Doch bis heute musste Madame im Verborgenen swingen: zuletzt im Speicher des Esslinger Kunstvereins, dem das Bild gehört. Das könnte sich an diesem Donnerstag ändern. Der Verein verkauft das Gemälde, das zu Böhringers Hauptwerken zählt. Im Münchner Auktionshaus Karl & Faber wird es versteigert, zusammen mit zwei weiteren bedeutenden Böhringer-Bildern aus dem Besitz des Kunstvereins, „Jazzmaschine II“ (1943) und „Schienenkreuz“ (1957/58). Unter den Hammer kommen die Werke in einem prominenten Umfeld der klassischen Moderne, von Edvard Munch bis Otto Dix, Böhringers erklärtem Vorbild. Und sein Schicksal. An Dix wurde Böhringer gemessen, maß sich selbst an ihm – und verschwand in seinem Schatten. 1961 ist Böhringer gestorben, mittellos, nur 48 Jahre alt. Kurz zuvor hätte sich etwas ändern können in puncto Renommee – dank Dix. Der Prominente unterstützte den Unbekannten, von ihm aber Hochgeschätzten durch eine gemeinsame Ausstellung in Heilbronn. In Esslingen hatte Böhringer im Landolinshof seine erste Einzelausstellung.

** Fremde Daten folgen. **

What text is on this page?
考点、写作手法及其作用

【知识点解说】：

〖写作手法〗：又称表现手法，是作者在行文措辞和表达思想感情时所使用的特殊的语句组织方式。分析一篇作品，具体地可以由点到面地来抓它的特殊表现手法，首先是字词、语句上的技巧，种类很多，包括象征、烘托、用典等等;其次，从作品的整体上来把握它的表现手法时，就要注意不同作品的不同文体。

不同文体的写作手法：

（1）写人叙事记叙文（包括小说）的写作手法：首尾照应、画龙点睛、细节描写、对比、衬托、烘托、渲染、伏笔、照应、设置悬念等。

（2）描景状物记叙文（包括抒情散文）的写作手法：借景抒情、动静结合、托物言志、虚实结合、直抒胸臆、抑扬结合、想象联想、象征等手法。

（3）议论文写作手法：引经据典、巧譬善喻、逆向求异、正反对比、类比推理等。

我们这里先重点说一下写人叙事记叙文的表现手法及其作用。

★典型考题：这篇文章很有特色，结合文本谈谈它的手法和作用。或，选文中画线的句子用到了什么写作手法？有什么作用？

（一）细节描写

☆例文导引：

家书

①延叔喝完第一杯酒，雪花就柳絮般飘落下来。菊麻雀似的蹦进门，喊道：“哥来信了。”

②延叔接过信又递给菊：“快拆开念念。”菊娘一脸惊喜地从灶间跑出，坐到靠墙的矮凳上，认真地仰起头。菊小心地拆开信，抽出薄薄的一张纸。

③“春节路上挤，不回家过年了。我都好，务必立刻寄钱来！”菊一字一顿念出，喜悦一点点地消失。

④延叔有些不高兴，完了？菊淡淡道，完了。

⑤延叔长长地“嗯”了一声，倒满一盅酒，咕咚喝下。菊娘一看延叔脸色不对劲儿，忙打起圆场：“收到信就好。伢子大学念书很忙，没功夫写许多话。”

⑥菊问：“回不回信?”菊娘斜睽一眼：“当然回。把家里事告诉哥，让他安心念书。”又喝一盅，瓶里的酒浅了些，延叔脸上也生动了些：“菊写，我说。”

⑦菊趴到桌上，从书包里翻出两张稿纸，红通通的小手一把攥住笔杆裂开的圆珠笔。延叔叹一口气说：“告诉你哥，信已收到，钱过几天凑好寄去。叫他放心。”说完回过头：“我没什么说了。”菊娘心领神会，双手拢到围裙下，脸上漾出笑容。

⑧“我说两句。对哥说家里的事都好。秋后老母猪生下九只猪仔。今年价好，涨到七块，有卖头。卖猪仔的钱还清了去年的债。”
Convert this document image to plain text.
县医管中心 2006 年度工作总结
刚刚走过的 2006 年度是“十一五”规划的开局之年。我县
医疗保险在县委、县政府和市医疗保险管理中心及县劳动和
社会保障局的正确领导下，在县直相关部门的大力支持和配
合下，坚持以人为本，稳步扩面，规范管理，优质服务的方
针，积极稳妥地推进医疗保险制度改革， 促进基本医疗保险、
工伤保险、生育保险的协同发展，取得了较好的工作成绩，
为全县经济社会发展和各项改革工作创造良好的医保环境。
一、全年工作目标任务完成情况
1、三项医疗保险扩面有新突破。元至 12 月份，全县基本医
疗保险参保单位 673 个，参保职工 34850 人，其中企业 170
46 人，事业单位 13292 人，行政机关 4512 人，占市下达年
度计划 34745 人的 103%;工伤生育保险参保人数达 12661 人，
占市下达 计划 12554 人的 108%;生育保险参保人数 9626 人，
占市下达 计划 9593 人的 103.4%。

Aber posthum änderte sich nichts – oder zu wenig. Böhringer gilt in den Augen der Kunstwelt als regionale Größe. „Er ist international nicht bekannt“, sagt Sheila Scott, die Geschäftsführerin von Karl & Faber. Eine Millionenbombe, wie jüngst bei Maurizio Cattelans Banane, dürfte bei der Böhringer-Auktion nicht platzen. Die Werke werden taxiert auf 30 000 bis 40 000 Euro („Swing Madame“), 10 000 bis 15 000 Euro („Jazzmaschine II“) und 5000 bis 7000 Euro („Schienenkreuz“). Was sie tatsächlich erlösen, „kann ich nicht prognostizieren“, sagt Scott. Sie gibt aber zu verstehen, dass die Wertschätzung weit unter dem künstlerischen Wert von Böhringers Oeuvre rangiert: „Es ist eine ganz besondere Kunst, hervorragend gemalt und einzigartig im Kontext der Neuen Sachlichkeit.“
„Wir können die Bilder nicht sicher aufbewahren“
Was die große Frage aufwirft: Warum verkauft der Esslinger Kunstverein die verkannten Preziosen eines großen Esslinger Künstlers? „Wir brauchen das Geld zur Finanzierung eines Projekts, für das wir leider die angefragten Landesmittel nicht bekommen“, sagt Christian Gögger, der künstlerische Leiter des Kunstvereins. „Wir wollen die Schaufenster des Kögel-Gebäudes in der Esslinger Altstadt zu einem dauerhaften kulturellen Schauplatz machen – auch im Zusammenhang mit der eventuellen Nutzung des Gebäudes durch die Stadtbücherei.“ Ins Schaufenster stellen will der Kunstverein laut Gögger nicht nur Künstler-Kunst, sondern auch Arbeiten, die in „partizipativen Projekten entstanden sind, zum Beispiel zusammen mit Schülerinnen und Schülern im Rahmen des Kunstunterrichts“. Dass der Kunstverein seine Böhringers ziehen lässt, hat aber noch einen anderen Grund: „Wir haben keine Möglichkeit, die Bilder sicher aufzubewahren, geschweige denn zu präsentieren“, sagt Gögger. Er hofft daher, dass bei der Auktion die Bilder nicht in Privatbesitz übergehen, sondern eine Institution den Zuschlag bekommt, die sie öffentlich sichtbar macht.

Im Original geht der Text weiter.